Zimmermann P A, Knot H J, Stevenson A S, Nelson M T
Department of Pharmacology, University of Vermont, Burlington 05405-0068, USA.
Circ Res. 1997 Dec;81(6):996-1004. doi: 10.1161/01.res.81.6.996.
Diabetes mellitus has profound adverse effects on vascular and, in particular, endothelial function. Although pressure-induced constriction ("myogenic tone") is a major contributor to the regulation of blood flow, little is known about the effects of diabetes on this response. Diabetes has been shown to diminish the dilation of cerebral arteries to synthetic ATP-sensitive K+ (KATP) channel openers. In this study, we explored the effects of diabetes induced in rats by streptozotocin on cerebral artery (250 to 300 microns) myogenic tone and on vasodilations to the synthetic KATP channel openers pinacidil and levcromakalim. Elevation of intravascular pressure caused a graded membrane potential depolarization and constriction, which was greater in arteries from diabetic rats compared with normal rats (at 60 mm Hg, 5 mV more depolarized and 22 microns more constricted). Pressurized arteries (at 60 mm Hg) from diabetic rats were 5- to 15-fold less sensitive to pinacidil and levcromakalim than were control arteries (EC50 values for pinacidil and levcromakalim were 1.4 and 0.6 mumol/L, respectively, in diabetic animals and 0.3 and 0.04, respectively, in control animals; P < .05). Removal of the endothelium or addition of a NO synthase inhibitor, NG-nitro-L-arginine (LNNA), in control arteries decreased the sensitivity to KATP channel openers and depolarized and constricted control arteries to levels similar to those observed in arteries from diabetic animals.
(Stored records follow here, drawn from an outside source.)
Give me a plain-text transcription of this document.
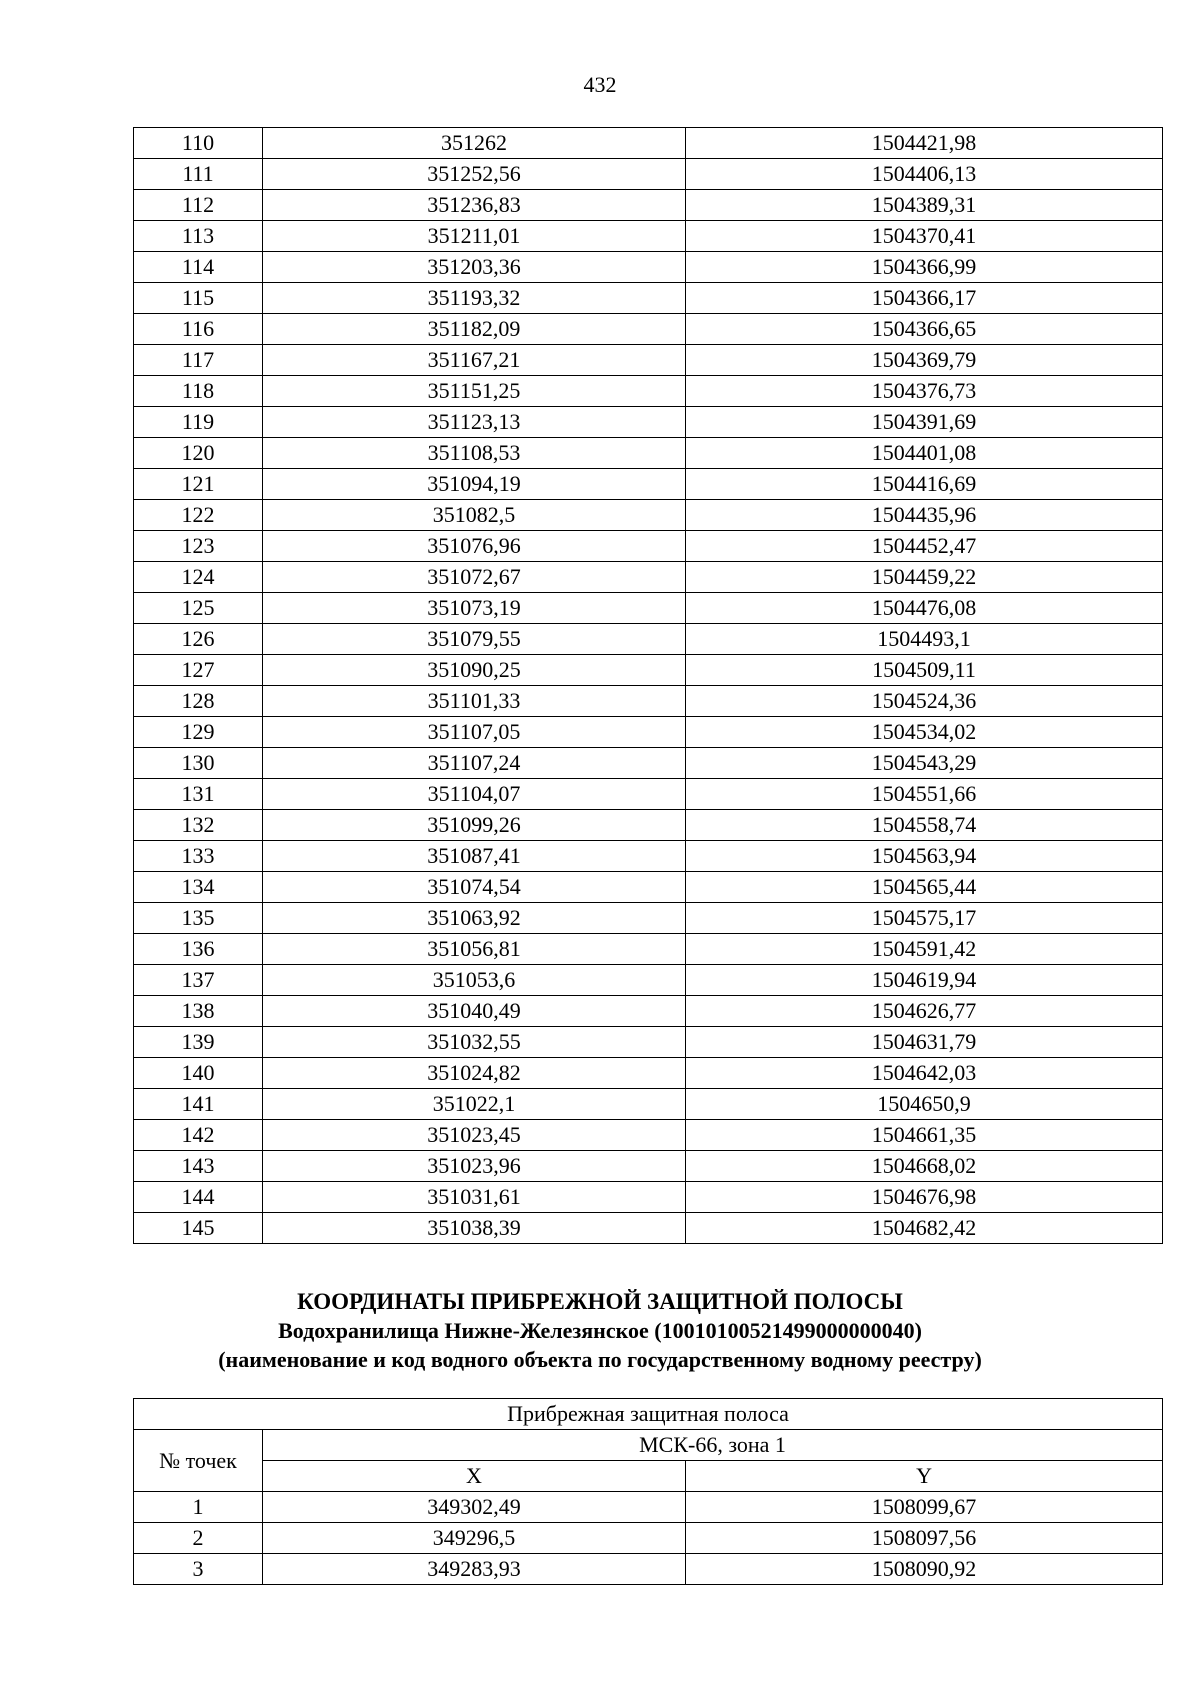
432
110	351262	1504421,98
111	351252,56	1504406,13
112	351236,83	1504389,31
113	351211,01	1504370,41
114	351203,36	1504366,99
115	351193,32	1504366,17
116	351182,09	1504366,65
117	351167,21	1504369,79
118	351151,25	1504376,73
119	351123,13	1504391,69
120	351108,53	1504401,08
121	351094,19	1504416,69
122	351082,5	1504435,96
123	351076,96	1504452,47
124	351072,67	1504459,22
125	351073,19	1504476,08
126	351079,55	1504493,1
127	351090,25	1504509,11
128	351101,33	1504524,36
129	351107,05	1504534,02
130	351107,24	1504543,29
131	351104,07	1504551,66
132	351099,26	1504558,74
133	351087,41	1504563,94
134	351074,54	1504565,44
135	351063,92	1504575,17
136	351056,81	1504591,42
137	351053,6	1504619,94
138	351040,49	1504626,77
139	351032,55	1504631,79
140	351024,82	1504642,03
141	351022,1	1504650,9
142	351023,45	1504661,35
143	351023,96	1504668,02
144	351031,61	1504676,98
145	351038,39	1504682,42
КООРДИНАТЫ ПРИБРЕЖНОЙ ЗАЩИТНОЙ ПОЛОСЫ
Водохранилища Нижне-Железянское (10010100521499000000040)
(наименование и код водного объекта по государственному водному реестру)
Прибрежная защитная полоса		
№ точек	МСК-66, зона 1	
	X	Y
1	349302,49	1508099,67
2	349296,5	1508097,56
3	349283,93	1508090,92
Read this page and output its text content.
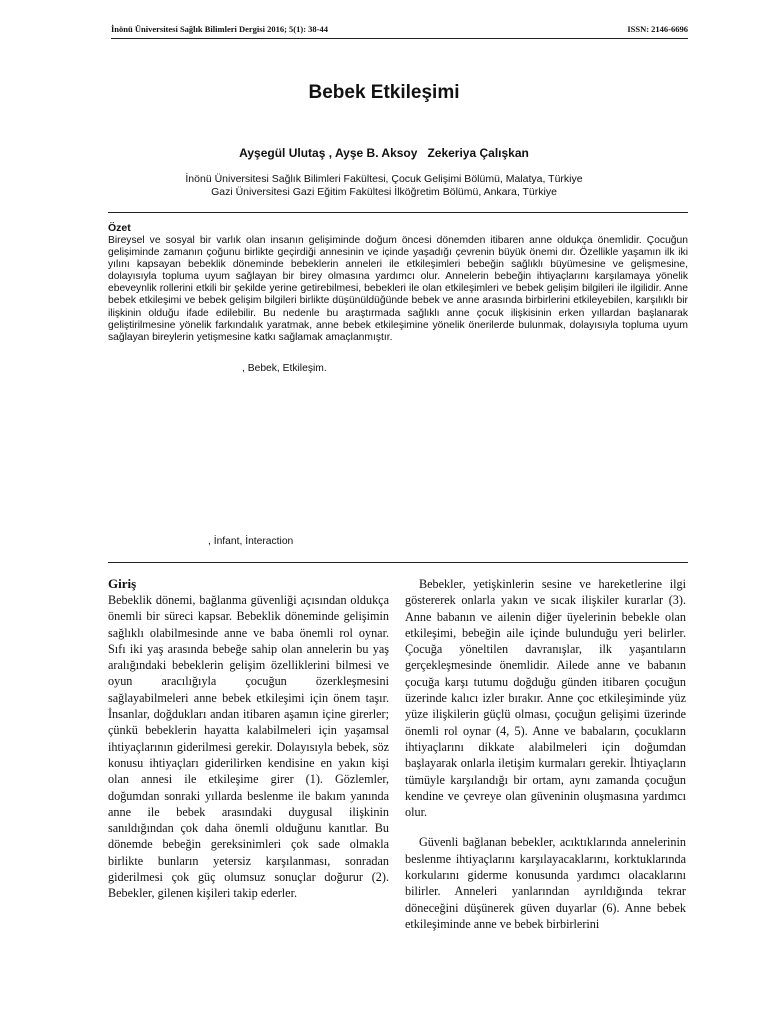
İnönü Üniversitesi Sağlık Bilimleri Dergisi 2016; 5(1): 38-44	ISSN: 2146-6696
Bebek Etkileşimi
Ayşegül Ulutaş , Ayşe B. Aksoy   Zekeriya Çalışkan
İnönü Üniversitesi Sağlık Bilimleri Fakültesi, Çocuk Gelişimi Bölümü, Malatya, Türkiye
Gazi Üniversitesi Gazi Eğitim Fakültesi İlköğretim Bölümü, Ankara, Türkiye
Özet
Bireysel ve sosyal bir varlık olan insanın gelişiminde doğum öncesi dönemden itibaren anne oldukça önemlidir. Çocuğun gelişiminde zamanın çoğunu birlikte geçirdiği annesinin ve içinde yaşadığı çevrenin büyük önemi dır. Özellikle yaşamın ilk iki yılını kapsayan bebeklik döneminde bebeklerin anneleri ile etkileşimleri bebeğin sağlıklı büyümesine ve gelişmesine, dolayısıyla topluma uyum sağlayan bir birey olmasına yardımcı olur. Annelerin bebeğin ihtiyaçlarını karşılamaya yönelik ebeveynlik rollerini etkili bir şekilde yerine getirebilmesi, bebekleri ile olan etkileşimleri ve bebek gelişim bilgileri ile ilgilidir. Anne bebek etkileşimi ve bebek gelişim bilgileri birlikte düşünüldüğünde bebek ve anne arasında birbirlerini etkileyebilen, karşılıklı bir ilişkinin olduğu ifade edilebilir. Bu nedenle bu araştırmada sağlıklı anne çocuk ilişkisinin erken yıllardan başlanarak geliştirilmesine yönelik farkındalık yaratmak, anne bebek etkileşimine yönelik önerilerde bulunmak, dolayısıyla topluma uyum sağlayan bireylerin yetişmesine katkı sağlamak amaçlanmıştır.
, Bebek, Etkileşim.
, İnfant, İnteraction

Giriş

Bebeklik dönemi, bağlanma güvenliği açısından oldukça önemli bir süreci kapsar. Bebeklik döneminde gelişimin sağlıklı olabilmesinde anne ve baba önemli rol oynar. Sıfı iki yaş arasında bebeğe sahip olan annelerin bu yaş aralığındaki bebeklerin gelişim özelliklerini bilmesi ve oyun aracılığıyla çocuğun özerkleşmesini sağlayabilmeleri anne bebek etkileşimi için önem taşır. İnsanlar, doğdukları andan itibaren aşamın içine girerler; çünkü bebeklerin hayatta kalabilmeleri için yaşamsal ihtiyaçlarının giderilmesi gerekir. Dolayısıyla bebek, söz konusu ihtiyaçları giderilirken kendisine en yakın kişi olan annesi ile etkileşime girer (1). Gözlemler, doğumdan sonraki yıllarda beslenme ile bakım yanında anne ile bebek arasındaki duygusal ilişkinin sanıldığından çok daha önemli olduğunu kanıtlar. Bu dönemde bebeğin gereksinimleri çok sade olmakla birlikte bunların yetersiz karşılanması, sonradan giderilmesi çok güç olumsuz sonuçlar doğurur (2). Bebekler, gilenen kişileri takip ederler.

Bebekler, yetişkinlerin sesine ve hareketlerine ilgi göstererek onlarla yakın ve sıcak ilişkiler kurarlar (3). Anne babanın ve ailenin diğer üyelerinin bebekle olan etkileşimi, bebeğin aile içinde bulunduğu yeri belirler. Çocuğa yöneltilen davranışlar, ilk yaşantıların gerçekleşmesinde önemlidir. Ailede anne ve babanın çocuğa karşı tutumu doğduğu günden itibaren çocuğun üzerinde kalıcı izler bırakır. Anne çoc etkileşiminde yüz yüze ilişkilerin güçlü olması, çocuğun gelişimi üzerinde önemli rol oynar (4, 5). Anne ve babaların, çocukların ihtiyaçlarını dikkate alabilmeleri için doğumdan başlayarak onlarla iletişim kurmaları gerekir. İhtiyaçların tümüyle karşılandığı bir ortam, aynı zamanda çocuğun kendine ve çevreye olan güveninin oluşmasına yardımcı olur.

Güvenli bağlanan bebekler, acıktıklarında annelerinin beslenme ihtiyaçlarını karşılayacaklarını, korktuklarında korkularını giderme konusunda yardımcı olacaklarını bilirler. Anneleri yanlarından ayrıldığında tekrar döneceğini düşünerek güven duyarlar (6). Anne bebek etkileşiminde anne ve bebek birbirlerini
Sodium nitroprusside caused a membrane potential hyperpolarization and enhanced the response to pinacidil in arteries from diabetic animals. Removal of the endothelium or LNNA had little effect on the apparent KATP channel opener sensitivity, the membrane potential, and pressure-induced constrictions of arteries from diabetic animals. The results are consistent with the hypothesis that this type of diabetes leads to a decrease in tonic NO release from the endothelium, which in turn causes membrane potential depolarization and vasoconstriction, resulting in a diminished response to KATP channel openers.
糖尿病对血管尤其是内皮功能有深远的不良影响。尽管压力诱导的收缩(“肌源性张力”)是调节血流的主要因素,但关于糖尿病对这种反应的影响却知之甚少。糖尿病已被证明会减弱脑动脉对合成的ATP敏感性钾(KATP)通道开放剂的舒张作用。在本研究中,我们探讨了链脲佐菌素诱导的大鼠糖尿病对脑动脉(250至300微米)肌源性张力以及对合成KATP通道开放剂吡那地尔和左卡尼汀的血管舒张作用的影响。血管内压力升高导致分级的膜电位去极化和收缩,与正常大鼠相比,糖尿病大鼠动脉的这种变化更明显(在60毫米汞柱时,去极化多5毫伏,收缩多22微米)。与对照动脉相比,糖尿病大鼠的加压动脉(60毫米汞柱)对吡那地尔和左卡尼汀的敏感性低5至15倍(糖尿病动物中吡那地尔和左卡尼汀的EC50值分别为1.4和0.6微摩尔/升,对照动物中分别为0.3和0.04微摩尔/升;P <.05)。去除内皮或在对照动脉中添加一氧化氮合酶抑制剂NG-硝基-L-精氨酸(LNNA)会降低对KATP通道开放剂的敏感性,并使对照动脉去极化和收缩至与糖尿病动物动脉中观察到的水平相似。硝普钠导致膜电位超极化,并增强了糖尿病动物动脉对吡那地尔的反应。去除内皮或LNNA对糖尿病动物动脉的表观KATP通道开放剂敏感性、膜电位和压力诱导的收缩影响很小。这些结果与以下假设一致,即这种类型的糖尿病导致内皮细胞持续释放一氧化氮减少,进而导致膜电位去极化和血管收缩,从而使对KATP通道开放剂的反应减弱。